Il était et il est toujours facile de constater que cela porterait les dépenses de «défense» allemandes au-dessus de celles de la Russie, sans compter le reste de l’OTAN. Il est tout aussi facile de remarquer que les dépenses militaires allemandes ne peuvent porter que sur des armes conventionnelles et non sur des armes nucléaires. Dans les années 1960, l’Allemagne de l’Ouest a été l’un des premiers pays à signer le traité de non-prolifération nucléaire, à la condition que les Alliés occidentaux lui rendent une partie de sa souveraineté. En outre, il était et reste évident que la Russie, avec sa coûteuse force nucléaire, serait incapable de suivre l’Allemagne dans une course aux armements conventionnels, ce qui va la conduire à investir dans l’amélioration de ses «capacités nucléaires». Alors que cela devrait effrayer le plus courageux des Allemands, ce n’est pas le cas, car le simple fait d’évoquer ce genre de questions vous fait passer pour un Poutinversteher (un sympathisant de Poutine), et qui veut être cela ?

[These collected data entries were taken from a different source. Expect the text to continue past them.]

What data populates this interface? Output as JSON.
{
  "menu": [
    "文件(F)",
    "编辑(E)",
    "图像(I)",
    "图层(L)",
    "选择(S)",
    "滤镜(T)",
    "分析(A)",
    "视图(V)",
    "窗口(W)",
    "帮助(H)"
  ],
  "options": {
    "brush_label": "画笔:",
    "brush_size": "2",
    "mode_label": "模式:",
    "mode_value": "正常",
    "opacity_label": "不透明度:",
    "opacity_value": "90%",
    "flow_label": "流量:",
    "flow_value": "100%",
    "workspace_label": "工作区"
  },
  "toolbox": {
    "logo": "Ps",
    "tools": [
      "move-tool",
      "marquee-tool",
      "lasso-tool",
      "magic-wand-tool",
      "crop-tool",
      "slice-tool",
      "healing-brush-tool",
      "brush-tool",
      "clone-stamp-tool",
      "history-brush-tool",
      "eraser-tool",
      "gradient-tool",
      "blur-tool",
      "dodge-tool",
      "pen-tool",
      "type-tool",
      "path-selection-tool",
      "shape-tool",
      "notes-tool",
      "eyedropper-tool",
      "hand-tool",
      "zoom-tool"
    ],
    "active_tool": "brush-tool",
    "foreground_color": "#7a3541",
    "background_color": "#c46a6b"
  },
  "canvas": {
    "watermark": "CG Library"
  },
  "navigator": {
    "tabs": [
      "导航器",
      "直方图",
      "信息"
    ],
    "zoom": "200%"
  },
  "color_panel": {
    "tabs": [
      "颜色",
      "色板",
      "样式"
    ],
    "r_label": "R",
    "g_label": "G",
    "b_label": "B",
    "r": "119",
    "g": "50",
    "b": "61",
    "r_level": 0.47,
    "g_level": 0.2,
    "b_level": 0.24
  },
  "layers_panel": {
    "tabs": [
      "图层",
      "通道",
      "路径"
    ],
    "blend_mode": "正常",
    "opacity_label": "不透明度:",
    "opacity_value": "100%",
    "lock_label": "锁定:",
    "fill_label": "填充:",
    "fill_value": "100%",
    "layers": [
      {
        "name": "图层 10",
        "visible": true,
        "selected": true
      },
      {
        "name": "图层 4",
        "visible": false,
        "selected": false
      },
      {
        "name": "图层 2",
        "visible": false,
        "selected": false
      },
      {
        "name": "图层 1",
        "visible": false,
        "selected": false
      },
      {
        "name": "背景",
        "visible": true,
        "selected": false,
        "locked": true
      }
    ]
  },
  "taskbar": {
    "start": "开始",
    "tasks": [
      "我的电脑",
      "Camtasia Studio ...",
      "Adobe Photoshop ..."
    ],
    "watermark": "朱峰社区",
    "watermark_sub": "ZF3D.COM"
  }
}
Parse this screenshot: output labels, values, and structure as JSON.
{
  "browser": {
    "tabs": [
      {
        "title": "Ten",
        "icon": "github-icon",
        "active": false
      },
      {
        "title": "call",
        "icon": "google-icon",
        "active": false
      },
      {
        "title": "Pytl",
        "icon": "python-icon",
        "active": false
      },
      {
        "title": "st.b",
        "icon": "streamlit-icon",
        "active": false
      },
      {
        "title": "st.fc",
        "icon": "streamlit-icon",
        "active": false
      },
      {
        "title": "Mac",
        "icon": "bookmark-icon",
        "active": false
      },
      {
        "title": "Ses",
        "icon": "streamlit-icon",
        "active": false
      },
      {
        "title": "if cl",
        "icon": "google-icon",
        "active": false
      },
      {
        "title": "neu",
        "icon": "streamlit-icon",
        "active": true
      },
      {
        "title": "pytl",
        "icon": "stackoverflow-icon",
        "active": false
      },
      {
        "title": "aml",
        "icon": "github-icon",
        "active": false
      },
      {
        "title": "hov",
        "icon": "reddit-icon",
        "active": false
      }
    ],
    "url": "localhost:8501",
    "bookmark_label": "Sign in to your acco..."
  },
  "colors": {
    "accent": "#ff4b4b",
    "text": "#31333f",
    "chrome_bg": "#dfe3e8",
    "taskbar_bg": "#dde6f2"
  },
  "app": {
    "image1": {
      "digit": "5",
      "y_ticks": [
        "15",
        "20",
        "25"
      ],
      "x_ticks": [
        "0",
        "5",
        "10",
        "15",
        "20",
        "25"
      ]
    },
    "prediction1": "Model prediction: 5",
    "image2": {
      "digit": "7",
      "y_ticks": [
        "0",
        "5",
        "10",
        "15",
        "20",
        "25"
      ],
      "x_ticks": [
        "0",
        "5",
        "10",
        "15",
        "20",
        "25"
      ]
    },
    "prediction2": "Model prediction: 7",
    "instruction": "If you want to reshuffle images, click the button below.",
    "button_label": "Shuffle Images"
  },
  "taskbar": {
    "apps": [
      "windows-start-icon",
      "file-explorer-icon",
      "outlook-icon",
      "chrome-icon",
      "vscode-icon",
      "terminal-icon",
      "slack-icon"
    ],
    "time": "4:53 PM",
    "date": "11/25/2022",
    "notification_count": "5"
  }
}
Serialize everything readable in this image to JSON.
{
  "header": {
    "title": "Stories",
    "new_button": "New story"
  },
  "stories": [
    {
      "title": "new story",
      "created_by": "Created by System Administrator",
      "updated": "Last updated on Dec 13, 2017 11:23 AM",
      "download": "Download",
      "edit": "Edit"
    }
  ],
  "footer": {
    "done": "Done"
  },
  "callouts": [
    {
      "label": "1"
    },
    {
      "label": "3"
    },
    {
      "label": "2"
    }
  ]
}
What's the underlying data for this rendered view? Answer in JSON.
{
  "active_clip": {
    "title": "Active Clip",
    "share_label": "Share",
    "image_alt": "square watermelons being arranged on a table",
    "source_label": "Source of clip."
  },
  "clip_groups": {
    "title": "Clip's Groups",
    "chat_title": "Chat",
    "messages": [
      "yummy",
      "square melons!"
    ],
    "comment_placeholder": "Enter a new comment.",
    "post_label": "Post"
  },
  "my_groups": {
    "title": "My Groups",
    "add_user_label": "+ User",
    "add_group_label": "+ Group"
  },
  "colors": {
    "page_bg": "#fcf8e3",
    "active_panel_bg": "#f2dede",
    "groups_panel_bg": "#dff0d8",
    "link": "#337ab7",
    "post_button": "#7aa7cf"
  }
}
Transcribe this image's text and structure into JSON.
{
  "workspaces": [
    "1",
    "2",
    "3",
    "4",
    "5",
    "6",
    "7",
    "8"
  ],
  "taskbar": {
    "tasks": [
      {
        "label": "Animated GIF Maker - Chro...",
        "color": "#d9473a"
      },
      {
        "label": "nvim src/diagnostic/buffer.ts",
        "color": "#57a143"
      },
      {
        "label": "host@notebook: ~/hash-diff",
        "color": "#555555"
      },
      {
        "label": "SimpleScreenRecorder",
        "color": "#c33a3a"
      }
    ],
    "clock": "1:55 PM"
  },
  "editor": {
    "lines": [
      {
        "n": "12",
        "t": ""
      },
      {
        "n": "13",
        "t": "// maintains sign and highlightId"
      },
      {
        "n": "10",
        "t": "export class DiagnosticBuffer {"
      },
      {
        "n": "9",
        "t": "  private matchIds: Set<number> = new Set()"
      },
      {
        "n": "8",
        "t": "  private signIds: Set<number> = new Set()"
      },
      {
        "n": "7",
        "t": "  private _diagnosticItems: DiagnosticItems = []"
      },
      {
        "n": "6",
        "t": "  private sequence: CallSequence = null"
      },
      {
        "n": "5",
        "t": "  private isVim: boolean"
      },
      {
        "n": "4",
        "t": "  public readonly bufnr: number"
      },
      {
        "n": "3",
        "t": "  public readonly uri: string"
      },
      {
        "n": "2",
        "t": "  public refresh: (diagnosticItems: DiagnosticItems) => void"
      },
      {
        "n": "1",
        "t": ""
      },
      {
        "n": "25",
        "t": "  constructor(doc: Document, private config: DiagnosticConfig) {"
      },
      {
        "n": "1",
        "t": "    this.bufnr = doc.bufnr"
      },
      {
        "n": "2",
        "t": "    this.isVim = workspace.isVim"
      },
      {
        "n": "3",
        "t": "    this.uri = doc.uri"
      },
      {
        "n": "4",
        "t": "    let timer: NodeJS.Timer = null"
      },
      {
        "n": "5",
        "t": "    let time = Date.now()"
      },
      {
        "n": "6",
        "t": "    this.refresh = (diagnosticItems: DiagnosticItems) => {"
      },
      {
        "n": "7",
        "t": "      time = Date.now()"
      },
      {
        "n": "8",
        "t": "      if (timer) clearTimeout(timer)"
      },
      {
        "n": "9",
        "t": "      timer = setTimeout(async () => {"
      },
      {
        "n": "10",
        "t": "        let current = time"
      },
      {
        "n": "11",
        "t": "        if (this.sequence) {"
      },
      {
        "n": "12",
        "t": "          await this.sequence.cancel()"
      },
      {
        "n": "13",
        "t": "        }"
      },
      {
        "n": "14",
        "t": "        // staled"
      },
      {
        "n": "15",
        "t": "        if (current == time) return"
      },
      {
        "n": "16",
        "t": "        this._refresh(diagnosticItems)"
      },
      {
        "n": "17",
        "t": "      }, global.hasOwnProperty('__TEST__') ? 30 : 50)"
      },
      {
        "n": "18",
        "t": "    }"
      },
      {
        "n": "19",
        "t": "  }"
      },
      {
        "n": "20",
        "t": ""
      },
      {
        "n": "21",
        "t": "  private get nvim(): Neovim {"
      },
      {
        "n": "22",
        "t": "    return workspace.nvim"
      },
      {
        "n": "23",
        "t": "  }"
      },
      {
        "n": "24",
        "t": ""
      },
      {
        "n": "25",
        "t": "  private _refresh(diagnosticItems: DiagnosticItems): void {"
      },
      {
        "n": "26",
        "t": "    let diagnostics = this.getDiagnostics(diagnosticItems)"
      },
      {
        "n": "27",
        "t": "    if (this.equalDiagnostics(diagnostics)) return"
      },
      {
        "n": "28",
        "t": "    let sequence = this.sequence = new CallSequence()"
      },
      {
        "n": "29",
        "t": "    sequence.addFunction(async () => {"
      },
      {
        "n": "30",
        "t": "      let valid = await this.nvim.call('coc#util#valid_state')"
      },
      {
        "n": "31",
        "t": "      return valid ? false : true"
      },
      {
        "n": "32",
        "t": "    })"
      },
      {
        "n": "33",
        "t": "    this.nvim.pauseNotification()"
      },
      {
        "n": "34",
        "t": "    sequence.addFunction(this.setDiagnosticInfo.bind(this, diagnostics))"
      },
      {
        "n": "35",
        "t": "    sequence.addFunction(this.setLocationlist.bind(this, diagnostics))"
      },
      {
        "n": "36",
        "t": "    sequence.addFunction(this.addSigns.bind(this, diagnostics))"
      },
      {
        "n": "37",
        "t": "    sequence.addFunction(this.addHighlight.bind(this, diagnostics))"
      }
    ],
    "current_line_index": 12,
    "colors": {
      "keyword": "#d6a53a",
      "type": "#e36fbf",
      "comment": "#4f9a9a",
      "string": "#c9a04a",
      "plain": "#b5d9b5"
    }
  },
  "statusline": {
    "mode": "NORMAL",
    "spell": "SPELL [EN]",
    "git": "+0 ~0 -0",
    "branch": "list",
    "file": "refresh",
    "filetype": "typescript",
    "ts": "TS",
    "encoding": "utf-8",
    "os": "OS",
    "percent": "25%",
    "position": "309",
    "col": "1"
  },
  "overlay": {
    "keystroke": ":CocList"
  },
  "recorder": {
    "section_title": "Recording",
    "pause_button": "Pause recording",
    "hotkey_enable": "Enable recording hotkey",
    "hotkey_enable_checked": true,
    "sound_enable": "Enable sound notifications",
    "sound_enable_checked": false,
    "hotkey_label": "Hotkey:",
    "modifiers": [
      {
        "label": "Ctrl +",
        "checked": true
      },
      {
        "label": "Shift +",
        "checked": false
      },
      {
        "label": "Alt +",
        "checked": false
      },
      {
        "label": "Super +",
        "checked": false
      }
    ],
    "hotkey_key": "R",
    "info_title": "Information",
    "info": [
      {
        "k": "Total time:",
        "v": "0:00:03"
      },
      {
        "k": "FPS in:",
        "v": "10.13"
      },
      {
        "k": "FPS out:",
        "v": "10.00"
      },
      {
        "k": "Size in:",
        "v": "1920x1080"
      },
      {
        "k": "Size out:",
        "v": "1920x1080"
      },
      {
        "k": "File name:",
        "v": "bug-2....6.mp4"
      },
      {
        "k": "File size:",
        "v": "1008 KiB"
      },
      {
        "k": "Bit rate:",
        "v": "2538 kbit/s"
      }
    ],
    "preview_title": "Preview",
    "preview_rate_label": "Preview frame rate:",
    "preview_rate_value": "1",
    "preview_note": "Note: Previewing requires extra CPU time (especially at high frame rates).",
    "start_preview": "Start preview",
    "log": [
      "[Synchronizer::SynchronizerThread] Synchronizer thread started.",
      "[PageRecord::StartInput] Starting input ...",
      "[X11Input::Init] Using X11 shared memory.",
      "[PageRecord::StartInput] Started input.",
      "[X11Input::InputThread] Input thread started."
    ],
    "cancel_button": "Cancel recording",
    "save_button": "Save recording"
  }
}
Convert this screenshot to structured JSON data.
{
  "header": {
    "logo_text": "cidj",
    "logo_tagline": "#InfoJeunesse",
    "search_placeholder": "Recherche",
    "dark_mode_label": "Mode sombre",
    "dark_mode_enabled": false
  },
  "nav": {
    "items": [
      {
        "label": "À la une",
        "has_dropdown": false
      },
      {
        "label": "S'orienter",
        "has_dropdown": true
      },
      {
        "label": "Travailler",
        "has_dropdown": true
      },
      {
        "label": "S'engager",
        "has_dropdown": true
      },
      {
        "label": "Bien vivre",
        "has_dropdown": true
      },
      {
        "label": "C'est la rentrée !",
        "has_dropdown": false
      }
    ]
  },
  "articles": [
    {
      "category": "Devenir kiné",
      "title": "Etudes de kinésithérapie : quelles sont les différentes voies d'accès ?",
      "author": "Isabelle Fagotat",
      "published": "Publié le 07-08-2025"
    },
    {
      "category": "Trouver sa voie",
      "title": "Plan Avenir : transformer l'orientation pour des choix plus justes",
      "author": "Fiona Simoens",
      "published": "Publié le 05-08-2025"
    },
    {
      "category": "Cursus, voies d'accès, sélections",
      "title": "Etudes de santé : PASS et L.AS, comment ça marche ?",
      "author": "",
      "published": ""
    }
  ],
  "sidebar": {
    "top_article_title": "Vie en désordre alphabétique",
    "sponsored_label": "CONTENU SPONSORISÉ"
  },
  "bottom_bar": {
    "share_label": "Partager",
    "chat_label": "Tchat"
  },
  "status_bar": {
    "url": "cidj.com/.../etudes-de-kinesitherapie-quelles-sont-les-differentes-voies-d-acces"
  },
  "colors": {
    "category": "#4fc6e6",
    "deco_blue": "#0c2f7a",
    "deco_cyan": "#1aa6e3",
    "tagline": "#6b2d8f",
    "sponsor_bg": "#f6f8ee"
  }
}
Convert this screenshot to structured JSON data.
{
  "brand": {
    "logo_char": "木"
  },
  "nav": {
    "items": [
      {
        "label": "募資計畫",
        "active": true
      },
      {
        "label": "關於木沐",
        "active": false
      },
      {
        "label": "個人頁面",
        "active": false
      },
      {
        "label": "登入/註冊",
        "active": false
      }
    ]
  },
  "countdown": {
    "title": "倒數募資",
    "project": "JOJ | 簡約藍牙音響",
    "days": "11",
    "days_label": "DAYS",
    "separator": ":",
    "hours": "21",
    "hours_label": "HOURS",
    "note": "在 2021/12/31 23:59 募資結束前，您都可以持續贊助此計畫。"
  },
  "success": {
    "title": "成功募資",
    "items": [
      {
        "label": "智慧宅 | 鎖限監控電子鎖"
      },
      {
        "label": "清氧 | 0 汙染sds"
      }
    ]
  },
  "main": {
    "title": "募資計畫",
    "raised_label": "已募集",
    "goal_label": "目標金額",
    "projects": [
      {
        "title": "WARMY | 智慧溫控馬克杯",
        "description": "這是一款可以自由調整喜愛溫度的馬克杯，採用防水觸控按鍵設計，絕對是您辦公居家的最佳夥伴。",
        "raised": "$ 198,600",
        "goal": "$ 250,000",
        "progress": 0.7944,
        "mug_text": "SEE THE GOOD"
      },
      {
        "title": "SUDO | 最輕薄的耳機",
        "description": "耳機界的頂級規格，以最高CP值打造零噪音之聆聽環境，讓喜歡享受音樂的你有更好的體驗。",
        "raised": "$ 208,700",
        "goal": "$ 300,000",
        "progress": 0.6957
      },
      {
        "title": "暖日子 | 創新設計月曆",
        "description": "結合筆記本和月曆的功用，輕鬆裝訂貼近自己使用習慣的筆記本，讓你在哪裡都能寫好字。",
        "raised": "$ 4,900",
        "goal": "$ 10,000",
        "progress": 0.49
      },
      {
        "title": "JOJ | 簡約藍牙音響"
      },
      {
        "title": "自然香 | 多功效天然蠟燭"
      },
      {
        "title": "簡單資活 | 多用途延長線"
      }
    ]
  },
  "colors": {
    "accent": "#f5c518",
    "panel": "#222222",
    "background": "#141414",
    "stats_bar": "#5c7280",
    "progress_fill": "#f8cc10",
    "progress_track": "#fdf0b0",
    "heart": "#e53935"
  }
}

On n’a jamais expliqué à quoi servaient exactement les 2% du PIB, à part le renforcement général de la puissance de feu de «l’Occident», mais cela était clairement lié à l’idée de transformer l’OTAN en une force d’intervention mondiale. Notez que l’ensemble de l’armée allemande, contrairement aux autres pays membres, est sous le commandement de l’OTAN, c’est-à-dire des Etats-Unis. Mais notez aussi que la France, elle aussi, souhaite que l’Allemagne s’efforce d’atteindre les 2% du PIB. La France elle-même a atteint cet objectif pendant des années, la raison étant que, tout comme la Russie, elle maintient une force nucléaire coûteuse, et manque donc de muscle conventionnel. Vu de France, un renforcement militaire allemand non nucléaire ne doit pas nécessairement profiter aux Etats-Unis. Dans des circonstances favorables, il pourrait profiter à la France, car il pourrait compenser son déficit conventionnel causé par son excédent nucléaire.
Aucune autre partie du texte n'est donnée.